Rich, famous people.
It seems counter-intuitive, but one of the quirks about Hollywood is that after struggling and starving to “make it,” you arrive at a point where you’re rich enough to afford anything your heart desires, but despite your bankroll you get it all for free.
Okay, you’re probably thinking, “And what does this have to do with personal finance?” Well, the whole concept of freebies for the rich and famous is very much analogous to something I like to refer to as “The Halo Effect.” Here’s how it works:
I am an exceptionally fiscally responsible person: I don’t have any debt, I don’t spend more than I can afford and I always pay my bills on time.
Except when I don’t.
It doesn’t happen with much frequency, but on rare occasions my brain stops working and I inadvertently forget to pay a bill. Or, in the case of this past May/June, a couple of credit card bills and my rent.
Yes, it was June 3rd before a light went off in my brain and I realized I hadn’t made my monthly rent payment which is due on the 1st. I quickly corrected that error (via bank transfer, as fortunately, my landlord is off in England), but it was several days later until I realized I had also neglected to pay two small credit card bills.
I paid them off and waited for my new statement with the inevitable late fees and interest. I know I deserved to be hit with a hefty fee and the associated interest, but the thought of paying a nice chunk of change for a momentary lapse into stupidity really irked me. Until I came up with a way to magically make those charges go away utilizing the Halo Effect.

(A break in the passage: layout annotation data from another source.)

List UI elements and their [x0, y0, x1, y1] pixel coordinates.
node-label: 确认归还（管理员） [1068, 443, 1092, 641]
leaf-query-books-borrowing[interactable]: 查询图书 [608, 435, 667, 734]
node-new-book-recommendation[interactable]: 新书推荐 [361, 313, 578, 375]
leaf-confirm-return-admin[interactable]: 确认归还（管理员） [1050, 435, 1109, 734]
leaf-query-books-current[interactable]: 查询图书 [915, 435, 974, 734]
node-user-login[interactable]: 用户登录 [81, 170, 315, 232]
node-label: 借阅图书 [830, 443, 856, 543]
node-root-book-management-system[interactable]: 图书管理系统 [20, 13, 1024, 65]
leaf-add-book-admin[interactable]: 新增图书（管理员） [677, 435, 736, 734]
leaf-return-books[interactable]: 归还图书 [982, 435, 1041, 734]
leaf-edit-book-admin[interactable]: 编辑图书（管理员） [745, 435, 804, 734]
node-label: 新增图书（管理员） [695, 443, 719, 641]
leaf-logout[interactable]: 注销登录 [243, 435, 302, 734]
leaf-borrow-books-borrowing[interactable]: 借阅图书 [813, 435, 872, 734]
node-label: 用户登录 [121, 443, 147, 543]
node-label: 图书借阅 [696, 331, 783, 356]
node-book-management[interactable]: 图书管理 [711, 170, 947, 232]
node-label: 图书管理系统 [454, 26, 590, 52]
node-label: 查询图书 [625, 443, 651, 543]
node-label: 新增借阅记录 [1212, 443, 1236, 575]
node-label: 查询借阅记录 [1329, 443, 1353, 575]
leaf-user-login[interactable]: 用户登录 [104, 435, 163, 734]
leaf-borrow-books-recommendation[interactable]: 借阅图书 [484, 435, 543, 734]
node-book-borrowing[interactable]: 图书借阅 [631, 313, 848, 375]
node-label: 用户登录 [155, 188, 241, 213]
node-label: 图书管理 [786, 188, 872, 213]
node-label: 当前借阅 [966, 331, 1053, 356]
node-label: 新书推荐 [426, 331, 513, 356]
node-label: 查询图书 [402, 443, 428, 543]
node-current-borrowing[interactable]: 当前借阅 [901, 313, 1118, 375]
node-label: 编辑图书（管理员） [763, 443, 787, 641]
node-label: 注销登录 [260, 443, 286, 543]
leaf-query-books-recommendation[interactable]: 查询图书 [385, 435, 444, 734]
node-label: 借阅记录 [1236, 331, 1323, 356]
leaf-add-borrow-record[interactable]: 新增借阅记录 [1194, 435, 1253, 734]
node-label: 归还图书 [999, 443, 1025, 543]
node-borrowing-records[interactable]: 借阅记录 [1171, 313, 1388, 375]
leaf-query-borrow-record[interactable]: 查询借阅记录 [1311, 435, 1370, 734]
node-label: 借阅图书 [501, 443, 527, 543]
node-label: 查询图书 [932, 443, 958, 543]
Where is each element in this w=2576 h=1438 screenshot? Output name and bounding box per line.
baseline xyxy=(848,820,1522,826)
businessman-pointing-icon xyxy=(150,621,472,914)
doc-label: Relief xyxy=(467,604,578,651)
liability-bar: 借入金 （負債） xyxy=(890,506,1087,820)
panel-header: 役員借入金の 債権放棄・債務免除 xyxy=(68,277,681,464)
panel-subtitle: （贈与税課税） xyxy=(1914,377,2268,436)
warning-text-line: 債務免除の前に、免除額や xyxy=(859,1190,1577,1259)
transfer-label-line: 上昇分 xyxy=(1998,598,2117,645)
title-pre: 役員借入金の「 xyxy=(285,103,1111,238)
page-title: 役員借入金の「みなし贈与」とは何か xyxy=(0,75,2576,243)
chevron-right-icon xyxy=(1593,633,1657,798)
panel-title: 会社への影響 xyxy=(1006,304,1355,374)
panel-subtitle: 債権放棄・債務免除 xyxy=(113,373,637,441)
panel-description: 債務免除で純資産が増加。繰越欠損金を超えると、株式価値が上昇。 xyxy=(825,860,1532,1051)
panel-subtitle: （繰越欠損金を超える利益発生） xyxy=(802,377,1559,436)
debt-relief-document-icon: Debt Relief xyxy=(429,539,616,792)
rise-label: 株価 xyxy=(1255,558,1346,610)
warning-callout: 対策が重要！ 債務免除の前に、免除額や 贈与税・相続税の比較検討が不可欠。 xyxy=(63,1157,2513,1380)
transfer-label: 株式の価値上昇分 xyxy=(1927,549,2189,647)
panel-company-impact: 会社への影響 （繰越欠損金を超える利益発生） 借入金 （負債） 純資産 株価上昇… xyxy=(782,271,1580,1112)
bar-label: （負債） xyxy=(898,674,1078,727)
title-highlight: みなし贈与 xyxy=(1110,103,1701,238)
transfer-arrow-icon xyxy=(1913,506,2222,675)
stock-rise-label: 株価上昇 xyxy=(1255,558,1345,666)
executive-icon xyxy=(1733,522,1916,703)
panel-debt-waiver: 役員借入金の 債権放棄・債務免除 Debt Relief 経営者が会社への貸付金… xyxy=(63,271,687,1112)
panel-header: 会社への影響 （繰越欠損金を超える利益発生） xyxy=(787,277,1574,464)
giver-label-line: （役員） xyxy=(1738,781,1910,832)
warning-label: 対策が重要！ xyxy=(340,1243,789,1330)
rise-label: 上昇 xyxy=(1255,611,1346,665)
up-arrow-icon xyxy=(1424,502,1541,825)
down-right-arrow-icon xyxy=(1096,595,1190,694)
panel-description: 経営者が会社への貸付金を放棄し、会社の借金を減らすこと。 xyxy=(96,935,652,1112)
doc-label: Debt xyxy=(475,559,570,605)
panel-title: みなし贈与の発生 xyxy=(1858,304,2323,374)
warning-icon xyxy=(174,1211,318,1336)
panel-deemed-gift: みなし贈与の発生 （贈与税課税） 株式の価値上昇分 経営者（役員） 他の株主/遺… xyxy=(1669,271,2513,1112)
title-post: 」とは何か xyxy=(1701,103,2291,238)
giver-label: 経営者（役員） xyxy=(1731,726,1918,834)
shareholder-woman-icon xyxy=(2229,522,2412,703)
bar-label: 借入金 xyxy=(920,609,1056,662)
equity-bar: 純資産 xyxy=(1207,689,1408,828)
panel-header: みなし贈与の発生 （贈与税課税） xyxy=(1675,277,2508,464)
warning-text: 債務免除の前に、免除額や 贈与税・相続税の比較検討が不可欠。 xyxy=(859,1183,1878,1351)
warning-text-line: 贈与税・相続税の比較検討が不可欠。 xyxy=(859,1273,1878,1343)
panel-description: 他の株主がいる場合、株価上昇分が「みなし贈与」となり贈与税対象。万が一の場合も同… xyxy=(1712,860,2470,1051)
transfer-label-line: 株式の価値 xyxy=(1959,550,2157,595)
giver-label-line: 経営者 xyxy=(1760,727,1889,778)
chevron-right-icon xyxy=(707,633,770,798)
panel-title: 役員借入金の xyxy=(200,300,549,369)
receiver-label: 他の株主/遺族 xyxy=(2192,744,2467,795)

When the new statements arrived, I called each credit card’s customer service. I explained what happened (I.E. I made up a plausible story that was more persuasive than “I forgot”…) and asked if they could waive the interest and late fees. Which they did without any fuss because I (almost) always pay my bills on time.
There lies the Catch-22 of the Halo Effect: If you’re the sort of person who needs to catch a break from late fees and interest because you’re always being assessed with late fees and interest, you’re not going to have too much luck employing the Halo Effect to save you money. But, if you have good credit and a stellar financial reputation, you probably don’t need to utilize the Halo Effect.
Sure, getting out of financial hot water just when they’ve caught you in a fee seems counter-intuitive, but, hey, we live in a world where rich, famous people get free stuff all the time. Sometimes these things can surprise you.
If you do use the Halo Effect, remember to use it wisely and sparingly.
Have you ever talked your way out of late fees or other penalties? How did you do it?